Wake. She meant sleep. This time she didn’t catch the mistake and that worried him. “I know. It won’t be long now,” Ares soothed as he ran his hand over the top of her head. “This part will be over and you’ll be suckling our Son, holding him safe and warm in your arms.”
Or so he hoped.
Now, lounging across the Throne of Bones, a loud insistent grumble from his flat stomach shook Ares out of his daze. As he raised his head to shout for his meal, something outside the window barely caught his eye. “How did she get out there?” Ares mumbled as he stood up swiftly, watching Alena out in the cold and the snow. Between the blinding snow reflecting a bed of diamonds off the noonday sun, the white robe she was wearing, her alabaster skin and her silver hair, Alena was in nearly perfect camouflage. If she hadn’t been moving, he might well have missed her out there in the snow. “Where the hell is her coat?” Still in a bit of shock at the sight of her wandering around out there, he watched Alena pick up the hem of her robe as she climbed upon the rocks. “Where the hell are your shoes?!” Turning swiftly on his booted heels, Ares slammed straight into Onya and his lunch went flying across the Throne Room. “Get out of my way, woman,” he hissed as he shoved the small woman aside to storm through the Fortress.
Once outside the door, Ares followed her drunken path of footprints in the snow from the outer wall of the Fortress to where he saw her standing, a walk of at least one hundred fifty yards. The three wide spots in the snow where she’d fallen did not escape his attention. Neither did the fact that Alena was standing on the penultimate tip of Olympus nonchalantly gazing out at the world below. He was suddenly mortified by the tiny distance he saw between her bare toes and the edge of the rocky precipice upon which she was standing. The only hi
gher spot on Olympus was Zeus’ Palace, which was directly behind them. Unless he missed his guess, the weight Ares felt bearing down upon his broad shoulders was the Old Man’s stare. Her soft voice came to him on the wind as she spoke to Raven.
“Yes, it is very big,” Alena said dreamily as she looked out from nearly the pinnacle of Olympus on the world below. Although it was cold, the day was clear and bright; from here she could see for hundreds, if not thousands of miles. Caressing her belly, she let out a sigh. “It’s magnificent. You’ll see when you get here. Everything, I promise, your Father and I will show you everything.” Looking down at her stomach, she paused as though she were listening to Raven. Then she spoke again. “No, not at all, it’s not small, it just looks that way because we’re up so very high.”

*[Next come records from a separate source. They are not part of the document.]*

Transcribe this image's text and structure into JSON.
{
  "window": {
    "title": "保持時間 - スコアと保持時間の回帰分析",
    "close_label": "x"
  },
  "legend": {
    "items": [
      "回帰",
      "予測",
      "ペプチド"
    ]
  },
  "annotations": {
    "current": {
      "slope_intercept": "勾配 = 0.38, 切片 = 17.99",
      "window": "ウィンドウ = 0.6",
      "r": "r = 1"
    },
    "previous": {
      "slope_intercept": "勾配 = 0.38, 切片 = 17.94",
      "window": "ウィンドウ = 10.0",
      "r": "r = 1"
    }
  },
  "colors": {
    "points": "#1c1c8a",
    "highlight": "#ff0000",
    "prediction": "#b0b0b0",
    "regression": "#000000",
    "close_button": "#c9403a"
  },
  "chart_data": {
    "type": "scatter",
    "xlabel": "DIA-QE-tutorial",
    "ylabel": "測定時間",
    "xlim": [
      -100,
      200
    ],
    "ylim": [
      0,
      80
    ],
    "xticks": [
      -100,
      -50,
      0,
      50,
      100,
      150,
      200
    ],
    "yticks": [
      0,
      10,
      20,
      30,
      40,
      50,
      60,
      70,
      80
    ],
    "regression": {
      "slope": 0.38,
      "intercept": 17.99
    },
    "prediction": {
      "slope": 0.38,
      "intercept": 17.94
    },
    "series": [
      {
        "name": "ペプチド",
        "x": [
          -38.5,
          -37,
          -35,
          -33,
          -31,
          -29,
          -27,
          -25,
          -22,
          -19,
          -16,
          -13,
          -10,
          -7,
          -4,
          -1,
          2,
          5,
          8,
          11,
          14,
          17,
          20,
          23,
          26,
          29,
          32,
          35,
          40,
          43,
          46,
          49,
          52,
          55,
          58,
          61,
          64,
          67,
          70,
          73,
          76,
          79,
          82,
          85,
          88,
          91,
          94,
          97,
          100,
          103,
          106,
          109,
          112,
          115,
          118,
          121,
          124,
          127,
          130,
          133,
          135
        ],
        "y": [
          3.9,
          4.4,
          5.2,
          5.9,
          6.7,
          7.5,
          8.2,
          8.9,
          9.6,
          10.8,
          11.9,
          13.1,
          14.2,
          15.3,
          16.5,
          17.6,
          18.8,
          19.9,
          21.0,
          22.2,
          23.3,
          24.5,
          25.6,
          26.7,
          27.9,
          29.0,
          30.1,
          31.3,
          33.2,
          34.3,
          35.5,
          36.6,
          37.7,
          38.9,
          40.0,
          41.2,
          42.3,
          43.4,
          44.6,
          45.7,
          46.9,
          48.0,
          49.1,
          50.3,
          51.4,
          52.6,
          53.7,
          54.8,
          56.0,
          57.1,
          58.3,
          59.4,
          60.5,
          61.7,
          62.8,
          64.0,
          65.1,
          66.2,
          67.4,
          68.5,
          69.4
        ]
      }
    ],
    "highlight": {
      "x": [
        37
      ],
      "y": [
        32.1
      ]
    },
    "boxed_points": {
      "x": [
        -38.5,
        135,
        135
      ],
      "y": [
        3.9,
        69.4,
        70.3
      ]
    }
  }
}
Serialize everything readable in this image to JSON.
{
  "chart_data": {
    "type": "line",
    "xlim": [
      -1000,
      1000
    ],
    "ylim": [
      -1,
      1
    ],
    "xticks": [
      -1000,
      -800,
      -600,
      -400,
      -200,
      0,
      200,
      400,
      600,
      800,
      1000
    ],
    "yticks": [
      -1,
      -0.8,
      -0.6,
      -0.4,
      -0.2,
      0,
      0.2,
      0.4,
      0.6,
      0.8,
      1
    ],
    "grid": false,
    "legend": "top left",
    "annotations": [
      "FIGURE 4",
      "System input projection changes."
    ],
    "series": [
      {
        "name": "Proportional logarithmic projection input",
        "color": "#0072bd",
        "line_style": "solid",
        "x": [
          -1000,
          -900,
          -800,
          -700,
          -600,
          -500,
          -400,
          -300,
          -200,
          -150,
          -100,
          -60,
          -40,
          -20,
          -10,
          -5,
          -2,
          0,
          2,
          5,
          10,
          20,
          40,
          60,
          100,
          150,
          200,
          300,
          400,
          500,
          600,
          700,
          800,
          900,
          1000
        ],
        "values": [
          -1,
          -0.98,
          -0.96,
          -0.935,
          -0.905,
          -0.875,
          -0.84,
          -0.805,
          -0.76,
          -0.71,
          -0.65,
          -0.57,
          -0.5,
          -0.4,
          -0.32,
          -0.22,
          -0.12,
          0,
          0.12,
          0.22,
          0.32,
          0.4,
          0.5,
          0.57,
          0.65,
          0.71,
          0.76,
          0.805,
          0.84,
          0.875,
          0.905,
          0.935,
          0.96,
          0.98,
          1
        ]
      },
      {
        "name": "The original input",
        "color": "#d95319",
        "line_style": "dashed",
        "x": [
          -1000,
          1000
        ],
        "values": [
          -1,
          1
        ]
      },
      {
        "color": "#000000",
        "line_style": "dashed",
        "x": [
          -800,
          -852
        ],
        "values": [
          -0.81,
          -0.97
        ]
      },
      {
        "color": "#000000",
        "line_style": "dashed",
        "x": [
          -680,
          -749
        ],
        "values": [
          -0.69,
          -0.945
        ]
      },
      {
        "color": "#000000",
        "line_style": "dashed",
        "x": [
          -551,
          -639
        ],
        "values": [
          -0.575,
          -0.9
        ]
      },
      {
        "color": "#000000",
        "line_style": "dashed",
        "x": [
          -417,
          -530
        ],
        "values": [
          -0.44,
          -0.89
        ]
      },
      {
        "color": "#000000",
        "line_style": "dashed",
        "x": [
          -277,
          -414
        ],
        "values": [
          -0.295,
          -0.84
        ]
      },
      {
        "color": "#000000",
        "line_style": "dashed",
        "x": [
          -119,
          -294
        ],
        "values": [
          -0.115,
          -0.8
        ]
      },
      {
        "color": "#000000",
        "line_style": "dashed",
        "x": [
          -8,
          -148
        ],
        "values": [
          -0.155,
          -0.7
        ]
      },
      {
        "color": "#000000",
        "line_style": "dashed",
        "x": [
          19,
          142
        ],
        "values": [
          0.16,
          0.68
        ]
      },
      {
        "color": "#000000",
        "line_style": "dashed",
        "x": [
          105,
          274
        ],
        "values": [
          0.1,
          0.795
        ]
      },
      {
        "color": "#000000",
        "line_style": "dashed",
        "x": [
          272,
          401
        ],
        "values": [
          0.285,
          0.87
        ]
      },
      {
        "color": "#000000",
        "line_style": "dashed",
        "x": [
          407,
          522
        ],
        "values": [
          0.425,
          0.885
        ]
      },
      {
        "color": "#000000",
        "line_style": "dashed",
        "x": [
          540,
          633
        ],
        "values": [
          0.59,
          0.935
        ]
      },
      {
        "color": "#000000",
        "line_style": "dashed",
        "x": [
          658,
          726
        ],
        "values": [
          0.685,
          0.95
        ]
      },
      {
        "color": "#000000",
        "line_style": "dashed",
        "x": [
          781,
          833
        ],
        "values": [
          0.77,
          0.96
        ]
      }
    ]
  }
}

Growing concerned by the vacant gaze in her eyes and the distance in her voice, Ares took a look back to see if Zeus was really standing there. If he was, then he was hidden from view. With the stealth of a sniper, Ares walked toward her. Silently coming up from behind Alena, Ares slyly slipped one arm in front of her, under her field of view, as he reached out with the other to grab hold of her should she jump, and fall, when he addressed her. “Extremely high,” Ares agreed in a soft voice as he prepared to catch her if she was startled and lurched forward. To his unhappy surprise, Alena didn’t even acknowledge that he’d spoken or even that he was standing there. Instead, she took another half step toward the edge, until that big belly of hers was nearly nestled in the palm of a hand she didn’t even see. Another half step and the risk that she would slip and fall would be far too great. Before he spoke again, Ares put his arm around her shivering shoulders. Bringing up the arm in front of her, the one she still didn’t see, Ares encircled her and brought her in close as he quietly backed her away from the icy jagged edge of Mount Olympus. “What are you doing out here?”